Safely back on Terra Firma, Dave and I met Sharon Yardy, another member of ENRG, and headed out to check a Barn Owl box located in an old stock shed near Candle Dyke. Three healthy chicks were ringed and replaced in the box which has another compartment below; checking this revealed a Stock Dove's nest containing the usual array of warm and cold eggs.

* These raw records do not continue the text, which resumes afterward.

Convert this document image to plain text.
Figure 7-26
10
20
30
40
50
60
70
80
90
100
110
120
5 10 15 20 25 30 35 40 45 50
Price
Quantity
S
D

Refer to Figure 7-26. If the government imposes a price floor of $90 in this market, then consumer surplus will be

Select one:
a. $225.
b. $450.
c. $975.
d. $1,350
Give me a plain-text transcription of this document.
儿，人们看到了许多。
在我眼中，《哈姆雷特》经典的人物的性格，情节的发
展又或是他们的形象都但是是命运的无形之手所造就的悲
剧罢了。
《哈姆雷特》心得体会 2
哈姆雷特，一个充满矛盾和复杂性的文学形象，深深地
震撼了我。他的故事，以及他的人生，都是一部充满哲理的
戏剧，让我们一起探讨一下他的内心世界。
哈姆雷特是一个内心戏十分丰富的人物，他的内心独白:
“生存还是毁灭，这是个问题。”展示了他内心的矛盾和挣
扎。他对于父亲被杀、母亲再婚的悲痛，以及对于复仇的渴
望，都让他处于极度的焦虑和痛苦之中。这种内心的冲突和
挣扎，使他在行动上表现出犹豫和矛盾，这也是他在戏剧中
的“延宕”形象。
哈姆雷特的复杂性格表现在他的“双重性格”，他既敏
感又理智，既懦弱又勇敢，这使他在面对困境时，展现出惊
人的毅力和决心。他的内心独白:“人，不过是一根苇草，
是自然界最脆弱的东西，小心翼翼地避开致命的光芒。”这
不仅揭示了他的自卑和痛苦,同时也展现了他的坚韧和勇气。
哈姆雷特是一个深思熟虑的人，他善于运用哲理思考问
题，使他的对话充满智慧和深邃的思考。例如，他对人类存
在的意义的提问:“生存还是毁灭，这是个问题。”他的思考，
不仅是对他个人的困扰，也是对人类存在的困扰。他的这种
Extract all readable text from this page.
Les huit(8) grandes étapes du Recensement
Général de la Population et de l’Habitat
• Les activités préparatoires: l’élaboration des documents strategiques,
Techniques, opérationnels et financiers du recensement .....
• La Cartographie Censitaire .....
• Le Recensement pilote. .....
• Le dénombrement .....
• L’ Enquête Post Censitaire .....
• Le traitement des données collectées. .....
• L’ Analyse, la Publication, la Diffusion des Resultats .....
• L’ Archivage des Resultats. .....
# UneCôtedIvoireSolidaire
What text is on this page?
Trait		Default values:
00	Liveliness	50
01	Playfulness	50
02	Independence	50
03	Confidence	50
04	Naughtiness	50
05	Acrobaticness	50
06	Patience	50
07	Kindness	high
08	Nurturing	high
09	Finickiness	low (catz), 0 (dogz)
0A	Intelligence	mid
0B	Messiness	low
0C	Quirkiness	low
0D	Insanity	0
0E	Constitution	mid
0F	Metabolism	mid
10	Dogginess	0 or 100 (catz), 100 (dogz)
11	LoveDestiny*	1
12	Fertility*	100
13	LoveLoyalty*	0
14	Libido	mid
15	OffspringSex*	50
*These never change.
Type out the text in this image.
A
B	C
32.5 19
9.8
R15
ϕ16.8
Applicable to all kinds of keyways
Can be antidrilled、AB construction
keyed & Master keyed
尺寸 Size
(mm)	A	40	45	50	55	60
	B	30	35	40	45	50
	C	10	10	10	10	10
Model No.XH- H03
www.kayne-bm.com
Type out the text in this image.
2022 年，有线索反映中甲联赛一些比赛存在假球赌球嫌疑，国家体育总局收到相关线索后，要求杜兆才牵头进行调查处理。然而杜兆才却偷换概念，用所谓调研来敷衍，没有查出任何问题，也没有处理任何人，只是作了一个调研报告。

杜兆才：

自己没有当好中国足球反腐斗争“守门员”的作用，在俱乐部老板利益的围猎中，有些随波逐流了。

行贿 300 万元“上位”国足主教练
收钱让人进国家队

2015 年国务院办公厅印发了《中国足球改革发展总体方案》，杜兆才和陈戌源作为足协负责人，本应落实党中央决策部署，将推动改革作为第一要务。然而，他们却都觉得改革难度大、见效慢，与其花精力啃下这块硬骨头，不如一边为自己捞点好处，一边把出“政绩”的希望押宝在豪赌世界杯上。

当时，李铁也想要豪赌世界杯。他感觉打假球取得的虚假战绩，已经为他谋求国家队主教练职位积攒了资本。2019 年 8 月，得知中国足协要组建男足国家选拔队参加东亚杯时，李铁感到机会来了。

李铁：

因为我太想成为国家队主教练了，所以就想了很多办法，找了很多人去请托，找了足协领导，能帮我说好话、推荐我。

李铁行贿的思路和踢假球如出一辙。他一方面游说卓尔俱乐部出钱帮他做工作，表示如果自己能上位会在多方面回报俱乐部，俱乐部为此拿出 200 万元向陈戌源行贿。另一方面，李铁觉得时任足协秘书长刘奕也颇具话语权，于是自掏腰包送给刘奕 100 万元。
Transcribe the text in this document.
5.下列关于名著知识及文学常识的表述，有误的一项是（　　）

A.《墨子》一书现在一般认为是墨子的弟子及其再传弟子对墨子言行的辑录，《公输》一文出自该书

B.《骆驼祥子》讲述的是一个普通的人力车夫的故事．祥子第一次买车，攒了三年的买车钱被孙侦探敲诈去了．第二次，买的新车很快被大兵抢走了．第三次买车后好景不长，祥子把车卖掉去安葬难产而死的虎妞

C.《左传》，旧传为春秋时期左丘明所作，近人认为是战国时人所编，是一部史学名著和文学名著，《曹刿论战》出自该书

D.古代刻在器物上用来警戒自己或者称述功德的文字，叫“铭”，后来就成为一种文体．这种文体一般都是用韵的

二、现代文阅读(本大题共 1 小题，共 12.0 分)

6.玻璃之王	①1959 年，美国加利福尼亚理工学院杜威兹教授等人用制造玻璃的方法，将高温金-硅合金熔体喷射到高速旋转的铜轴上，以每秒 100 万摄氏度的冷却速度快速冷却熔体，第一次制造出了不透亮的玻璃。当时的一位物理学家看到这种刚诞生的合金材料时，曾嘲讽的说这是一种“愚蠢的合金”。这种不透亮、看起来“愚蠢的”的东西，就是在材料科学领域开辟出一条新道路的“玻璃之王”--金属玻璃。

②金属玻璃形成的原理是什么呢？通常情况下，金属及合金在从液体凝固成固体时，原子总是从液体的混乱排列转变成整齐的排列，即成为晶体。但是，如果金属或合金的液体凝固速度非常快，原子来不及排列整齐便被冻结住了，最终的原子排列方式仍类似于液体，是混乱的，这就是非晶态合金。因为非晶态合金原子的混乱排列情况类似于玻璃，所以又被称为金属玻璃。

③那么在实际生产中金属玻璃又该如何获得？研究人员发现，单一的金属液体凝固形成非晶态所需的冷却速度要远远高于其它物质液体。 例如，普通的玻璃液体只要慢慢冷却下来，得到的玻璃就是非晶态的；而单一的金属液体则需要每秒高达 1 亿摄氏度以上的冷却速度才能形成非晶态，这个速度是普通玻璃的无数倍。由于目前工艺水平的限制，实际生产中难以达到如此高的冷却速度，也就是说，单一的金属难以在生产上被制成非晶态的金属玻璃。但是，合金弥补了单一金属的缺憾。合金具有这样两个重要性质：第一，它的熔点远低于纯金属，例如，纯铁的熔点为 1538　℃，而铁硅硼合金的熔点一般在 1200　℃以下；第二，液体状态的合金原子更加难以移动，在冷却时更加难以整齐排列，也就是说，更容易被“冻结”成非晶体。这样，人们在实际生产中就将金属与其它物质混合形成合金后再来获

Sharon with Barn Owl pulli from Candle Dyke

The team then drove to Billocky to check a Barn Owl box. The box, actually a disused cold water tank in the corner of an old barn, is reached by a route resembling a serious obstacle course. Dave did the ladder work and discovered four chicks - each in a separate corner of the tank. Passing them down to Sharon and I they were ringed, weighed and measured. Sadly ENRG have not ringed as many Barn Owl chicks as usual this year with many boxes empty. It will be interesting to discover the breeding success of this species for the whole of the region once the BTO have collated Nest Record data for this year.